Subject: Re: powerpc gcc alignment problem
To: Dan Winship <danw@MIT.EDU>
From: Guenther Grau <Guenther.Grau@de.bosch.com>
List: tech-toolchain
Date: 01/14/2000 17:01:17
Hi Dan,

I won't discuss the compatibility issues concerning this topic,
but 

Dan Winship wrote:
> 
> > So, if unaligned accesses are in fact slower than aligned ones, why
> > is doing strict alignment a performance penalty?
> 
> Because they might not be _much_ slower. If it takes you three

isn't this is the wrong answer to the question? The question
was NOT why one would want to use unaligned access, despite
strict alignment is faster. The question was: Why strict alignment
is a performance penalty?
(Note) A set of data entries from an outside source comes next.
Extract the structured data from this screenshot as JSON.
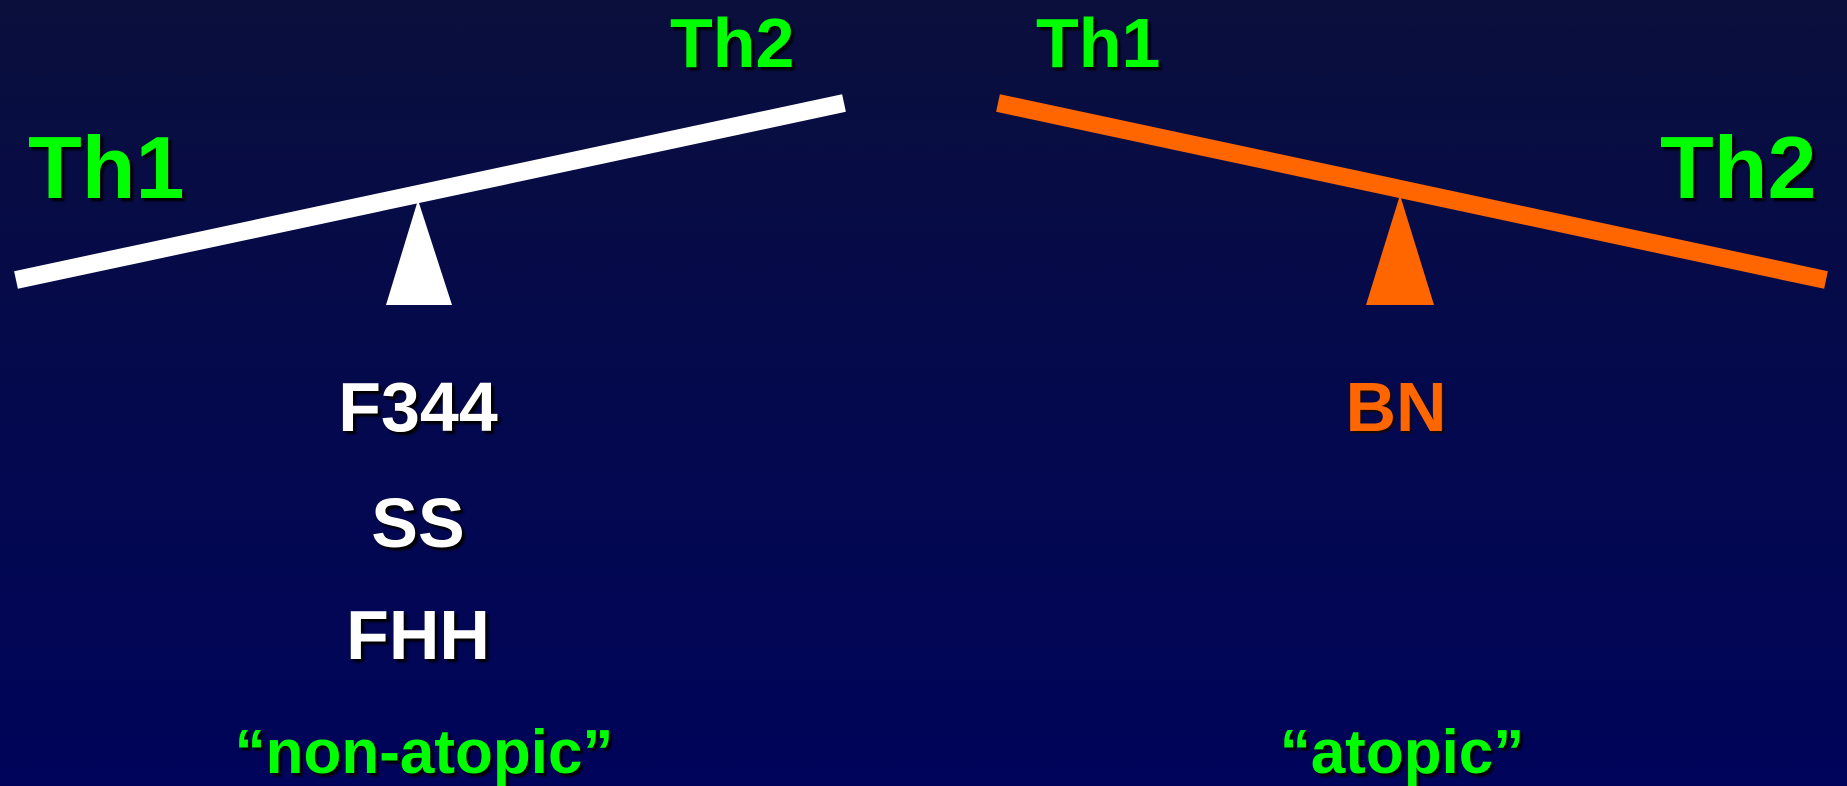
{
  "colors": {
    "background": "#00045a",
    "th_label": "#00ff00",
    "left_beam": "#ffffff",
    "right_beam": "#ff6600",
    "left_strains": "#ffffff",
    "right_strains": "#ff6600",
    "phenotype": "#00ff00"
  },
  "left_balance": {
    "th1_label": "Th1",
    "th2_label": "Th2",
    "strains": [
      "F344",
      "SS",
      "FHH"
    ],
    "phenotype": "“non-atopic”"
  },
  "right_balance": {
    "th1_label": "Th1",
    "th2_label": "Th2",
    "strains": [
      "BN"
    ],
    "phenotype": "“atopic”"
  }
}
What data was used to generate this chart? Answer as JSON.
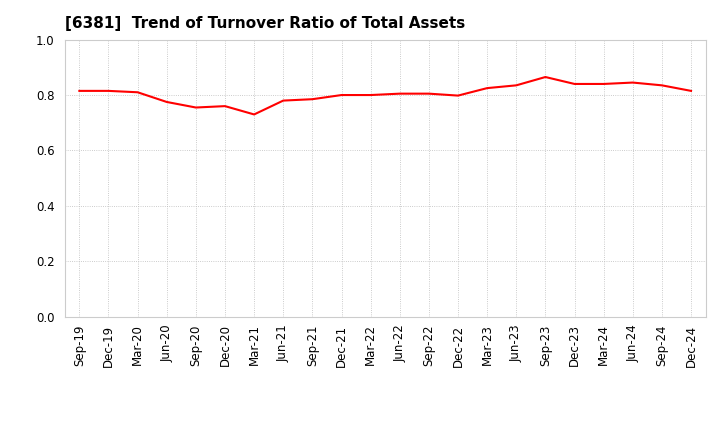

AFAICS, strict alignment is no performance
penalty (Yes, I know, it might cause incompatibility, but that
wasn't the question :-)

> instructions to emulate an unaligned load (load first half into
> register 1, load second half into register 2, merge and shift
> registers 1 and 2 into register 3), and only two to do the unaligned
> load itself, you're better off generating the unaligned access.

Why are we better off generating unaligned access? Speedwise
or compatibilitywise? If the former, then please clearify.